Asia oil/products: Crude retreats, refined products follow
Quantum Commodity Intelligence – Asian crude oil prices opened the week lower, playing catch up with the steep post-Asian close losses on Friday for international benchmarks, while refined products largely retreated in unison with crude prices.
Dubai cash for December delivery was assessed at $89.66/b for 17 October (1630 Singapore time), down $2.44/b on the day, while the Dec22 DME Oman futures contract was down $2.46/b at $89.60/b.
Dubai partials for Dec22 were well traded in a $89.65-89.70/b range, although convergences remain at just one Oman cargo for the month to date.
Spot activity, however, remains subdued as traders look for policy signals from the Chinese Communist Party gathering in Beijing, particularly with regards to economic stimulus and a further building of stockpiles.
For medium sour grades, a gauge to spot premiums should come when QatarEnergy awards in Al Shaheen tender early this week, with premiums pegged at around Dubai swaps +$4.50/b ahead of the tender deadline Monday.
But the East of Suez benchmark continued to lose value versus Brent on the like-for-like Dec22 cash spread, as the firmer Brent complex outpaced Dubai.
ICE Brent futures for Dec22 were valued at $92.05/b at 1630pm Singapore, down $1.92/b from the previous Asia close.

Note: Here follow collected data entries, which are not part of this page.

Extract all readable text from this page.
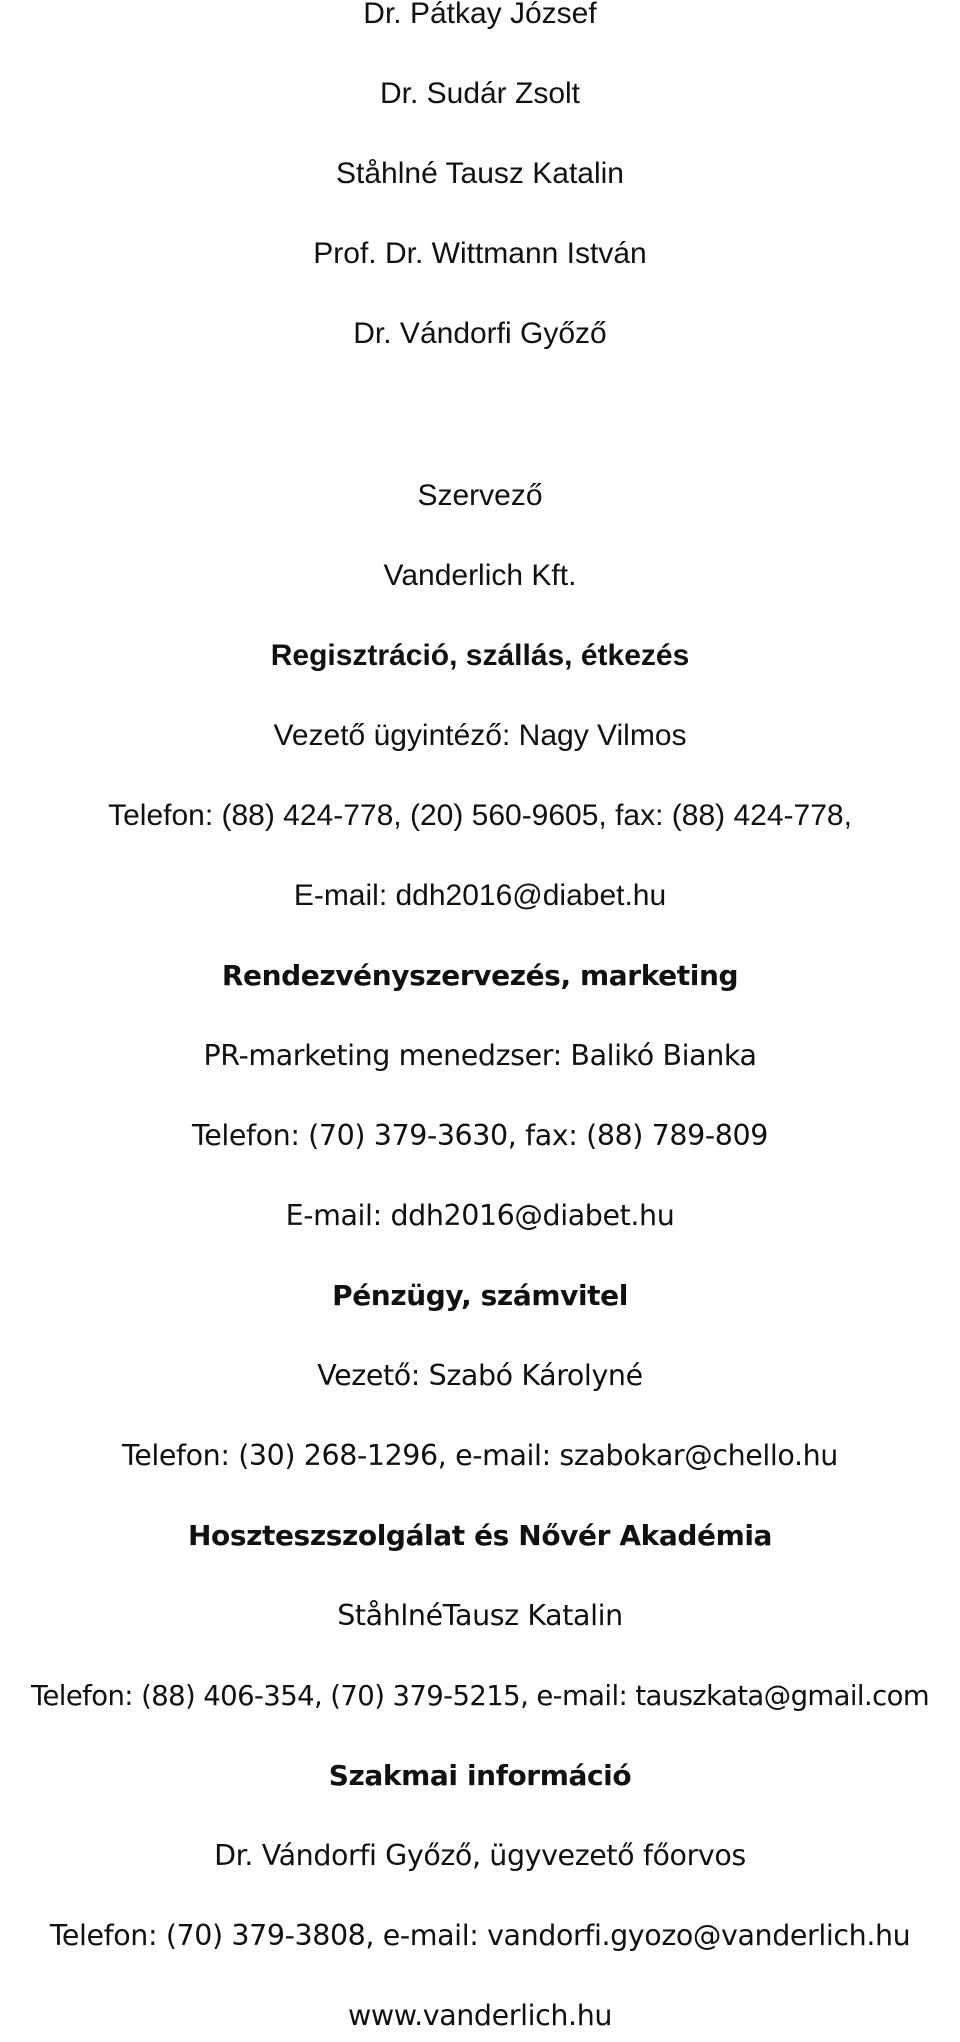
Dr. Pátkay József
Dr. Sudár Zsolt
Ståhlné Tausz Katalin
Prof. Dr. Wittmann István
Dr. Vándorfi Győző
Szervező
Vanderlich Kft.
Regisztráció, szállás, étkezés
Vezető ügyintéző: Nagy Vilmos
Telefon: (88) 424-778, (20) 560-9605, fax: (88) 424-778,
E-mail: ddh2016@diabet.hu
Rendezvényszervezés, marketing
PR-marketing menedzser: Balikó Bianka
Telefon: (70) 379-3630, fax: (88) 789-809
E-mail: ddh2016@diabet.hu
Pénzügy, számvitel
Vezető: Szabó Károlyné
Telefon: (30) 268-1296, e-mail: szabokar@chello.hu
Hoszteszszolgálat és Nővér Akadémia
StåhlnéTausz Katalin
Telefon: (88) 406-354, (70) 379-5215, e-mail: tauszkata@gmail.com
Szakmai információ
Dr. Vándorfi Győző, ügyvezető főorvos
Telefon: (70) 379-3808, e-mail: vandorfi.gyozo@vanderlich.hu
www.vanderlich.hu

The Dec22 Brent/Dubai spread widened to a near three-month high of $2.39/b, while the Dec22 EFS edged up to $6.84/b on the Asian market-on-close.
Products
Naphtha prices dipped but refining margins jumped sharply with bids from BP at $662/mt for H2 Dec delivery into Japan leaving naphtha holding up better than crude. Quantum assessed at $661/mt for H2 Dec/H1 Jan loading taking into account a small backwardation. With refineries scheduled to be out for maintenance later this year, the market saw some support to claw back Friday's losses. Cracks were seen at -$8/mt. The market structure was largely unchanged day on day.
Gasoline broadly tracked crude on Monday, with bids from Unipec at $90.50/b for loading Nov 1-9, leaving 92 RON assessed in the backwardated market at $90.44/b, down $1.47/b on the day. With crude falling by $2/b refining margins were marginally higher. Offers for 92 RON were seen $1/b higher. 95 RON was bid at $93.60/b FOB Singapore, indicating a $3-3.20/b premium over 92 RON.

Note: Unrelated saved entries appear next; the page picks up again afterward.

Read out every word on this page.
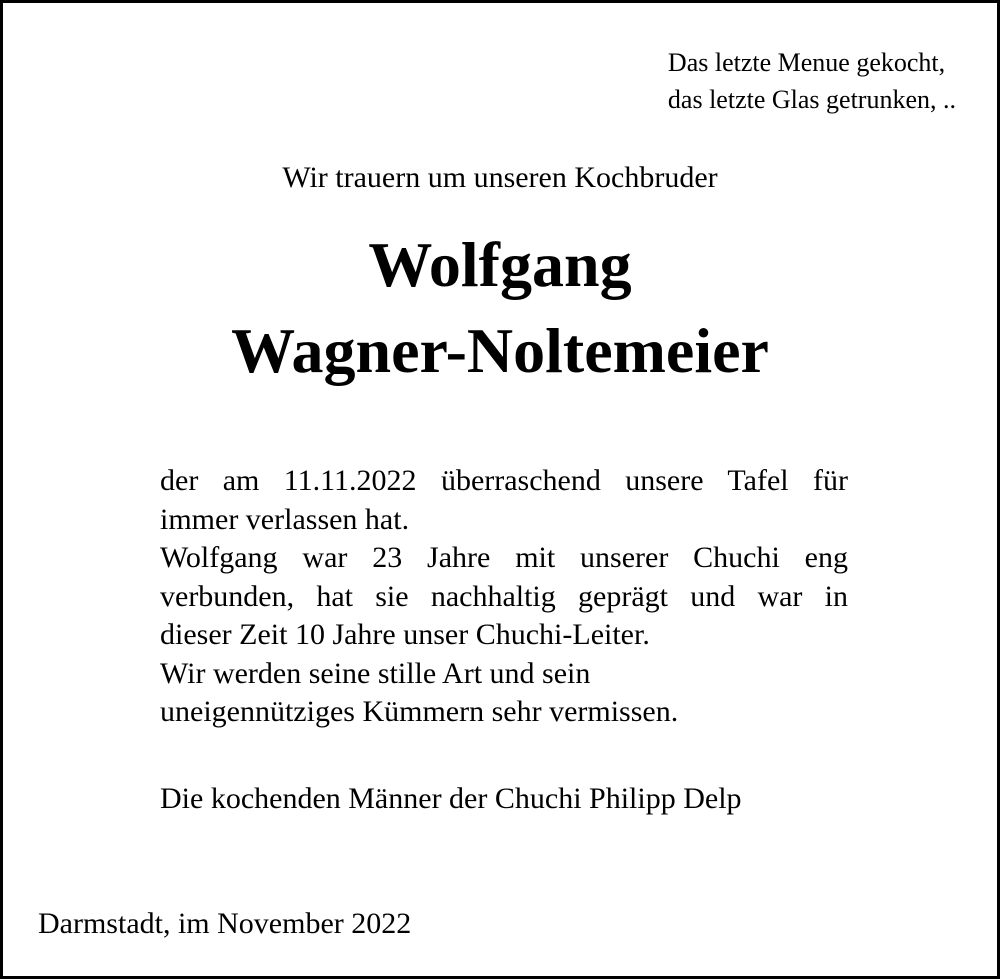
Das letzte Menue gekocht,
das letzte Glas getrunken, ..
Wir trauern um unseren Kochbruder
Wolfgang
Wagner-Noltemeier
der am 11.11.2022 überraschend unsere Tafel für
immer verlassen hat.
Wolfgang war 23 Jahre mit unserer Chuchi eng
verbunden, hat sie nachhaltig geprägt und war in
dieser Zeit 10 Jahre unser Chuchi-Leiter.
Wir werden seine stille Art und sein
uneigennütziges Kümmern sehr vermissen.
Die kochenden Männer der Chuchi Philipp Delp
Darmstadt, im November 2022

Jet cash differentials rose sharply on the back of an outstanding bid by Unipec seeking a Nov 5-9 cargo loading out of Singapore at $1.20/b above underlying swaps. That pushed the cash differential up $0.60 to $1.20/b, steepening the backwardation in the market. Flat prices were assessed at $126.39/b, down almost $1/b on a day when crude fell $2/b. Jet continues to price at close to arb levels, with the east-west for Nov static on the day at -$90/b.
The backwardation in the 10ppm diesel market widened marginally and the November EFS was marginally wider at -$106/mt. For the most part, Singapore swaps are tracking European movement. Swaps were down $1.55/b for November and $1.80/b for December by 1630 Singapore, marginally less than the fall in crude. Cash differentials were unchanged at around $5/b, with a bid from BP at $3.88/b over underlying swaps versus an offer of $5.5/b from Unipec that did not test the prevailing level.
Marine fuel 0.5% sulfur trading was dominated by Shell and Trafigura looking for buyers throughout the delivery laycan and finding little buy-side interest. In the floating storage market, BB Energy, Repsol and Sinopec were also looking for buyers and found little interest from the other side of the market. With the spot differential assessment steady day-on-day at a $19/mt FOB Straits premium to a thinly traded paper market, the flat price was down $20.10/mt from Friday at $676.21/mt. The spot crack versus Brent continued to bounce around in its recent range as it fell $0.96/mt to +$6.73/b.
High sulfur fuel oil cargoes traded twice during the Asian trading window, with two 380 CST deals booked on bids as Vitol sold to PetroChina for delivery 11-15 November at a $3/mt FOB Straits discount to swaps. With the low bids hit and little else to adjust the cash curve, the differential was assessed unchanged from Friday at a $0.02/mt discount to swaps. A busy day for paper weighed on the market as 380 CST fell $14.53/mt to its lowest level in two years at $344.08/mt.